Танюша, понимая, что уж ипподром-то с аэропланами точно не имеют отношения к убийству, отвечала, как все: спала, ничего не слышала. И фактов, которые пролили бы свет истины на это непонятное убийство, не знает.
Ей Регина фон Апфельблюм не нравилась – уж больно задирала нос. И потому у девушки было что-то вроде угрызений совести: вот ведь невзлюбили артисты гордячку, а ее и на свете больше нет; может, недодали ей хотя бы малость душевного тепла, хотя могли, могли, трудно, что ли, сыграть эту малость тепла?
А вот Стрельский огорчился не на шутку.
– Какая красивая женщина была… – вздыхал он. – В хороших руках ей бы цены не было…
Кокшаров пригласил инспектора рижской сыскной полиции Горнфельда к себе в комнату, открыл деревянный ящичек с сигарами, достал бутылку хорошего французского коньяка.
– Фрау Магда! Фрау Магда! – крикнул он хозяйке. – Сварите хороший крепкий кофе и не экономьте на зернах! Я ее знаю, она тайком высушивает единожды заваренный кофе и подмешивает его к свежемолотому.
– Похвальная экономия. Моя супруга тоже этой гадости научилась, – уныло ответил полицейский.
Горнфельд Кокшарову не очень нравился – скучный, всем на свете недовольный, чем-то похожий на артиста Лиодорова: тот тоже считал, что жизнь не состоялась, но Лиодоров мечтал совершить усилие, выгодно жениться и вырваться из актерского сословия; о чем мог мечтать Горнфельд, Кокшаров и вообразить не мог – разве что о более высоком чине, но ведь чин – дело житейское, рано или поздно начальство его даст.

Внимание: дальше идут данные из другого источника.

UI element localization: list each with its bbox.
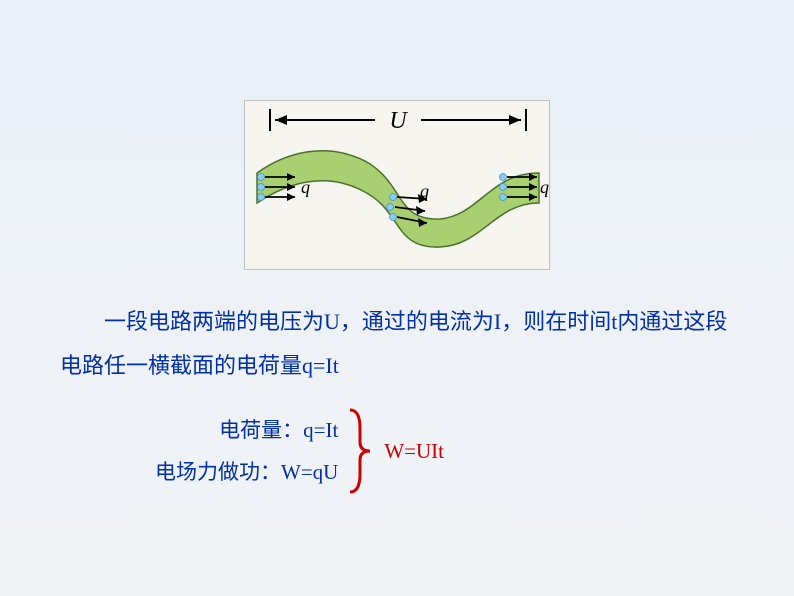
formula-work-label: 电场力做功： [155,460,281,484]
description-text: 一段电路两端的电压为U，通过的电流为I，则在时间t内通过这段电路任一横截面的电荷… [60,300,740,388]
circuit-diagram: U q q [244,100,550,270]
u-arrow-left-head [275,115,287,125]
charge-label-mid: q [420,181,429,201]
u-arrow-right-head [509,115,521,125]
formula-work: 电场力做功：W=qU [155,451,338,493]
formula-charge: 电荷量：q=It [155,409,338,451]
charge-label-right: q [540,177,549,197]
formula-list: 电荷量：q=It 电场力做功：W=qU [155,409,338,493]
formula-charge-eq: q=It [303,418,338,442]
formula-charge-label: 电荷量： [219,418,303,442]
conductor-body [257,151,539,247]
charge-label-left: q [301,177,310,197]
diagram-svg: U q q [245,101,551,271]
charge-cluster-left: q [258,173,311,201]
formula-result: W=UIt [384,439,444,464]
formula-work-eq: W=qU [281,460,338,484]
formula-section: 电荷量：q=It 电场力做功：W=qU W=UIt [155,408,655,494]
brace-icon [346,408,374,494]
voltage-label: U [389,108,408,134]
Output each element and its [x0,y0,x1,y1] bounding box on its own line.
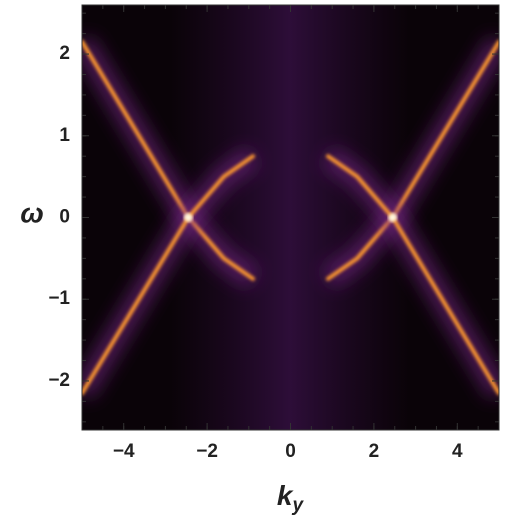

Разговор предстоял неприятный – подозрения падали на труппу. О романе Сальтерна с Селецкой инспектор первым делом узнал – про него весь штранд знал. И Кокшарову стоило некоторого труда объяснить, что курортный роман с актеркой – дело пустяковое, это вроде непременной принадлежности летнего отдыха богатого человека, причем роман не предполагает обязательных постельных шалостей – часто артистки подарки-то берут, а расплачиваются за них тем, что позволяют возить себя по ресторанам.
– И ничего более? – удивился Горнфельд.
– Иному пожилому господину лишь хочется, чтобы его считали счастливым любовником, – терпеливо растолковывал Кокшаров. – Чтобы слух прошел о его амурных подвигах. Отчего ж не уважить щедрого господина?
Когда Горнфельд задал все свои вопросы, в комнату опять заглянула дачная хозяйка.
– Господин Кокшаров, к вам Шульц просится, пускать?
– О господи! – простонал Кокшаров. – Что они еще натворили?
– Кто натворил? – осведомился Горнфельд.
– Аяксы мои, будь они неладны! Мне уж перед Шульцем стыдно, ей-богу, – всякий раз что-то новое учудят!
– Кто такие Аяксы?
– Это два моих ходячих несчастья! – и Кокшаров вкратце рассказал, как был вынужден нанять двух совершенно незнакомых артистов. Потом впустили Шульца, и он, немного смутившись при виде рижского инспектора, доложил: Аяксы были найдены на берегу реки, Курляндской Аа, в том месте, где она впадает в залив, спящими под перевернутой лодкой. Нашли же их рыбаки, которые спозаранку обнаружили, что ограблена коптильня, и пошли по следу воров. Вместе с Аяксами были найдены корзинка с пустыми бутылками, рыбьи скелеты и шкурки от камбалы – то есть они стянули себе закуску.
– Выходит, господа Енисеев и Лабрюйер на даче не ночевали? – уточнил Горнфельд.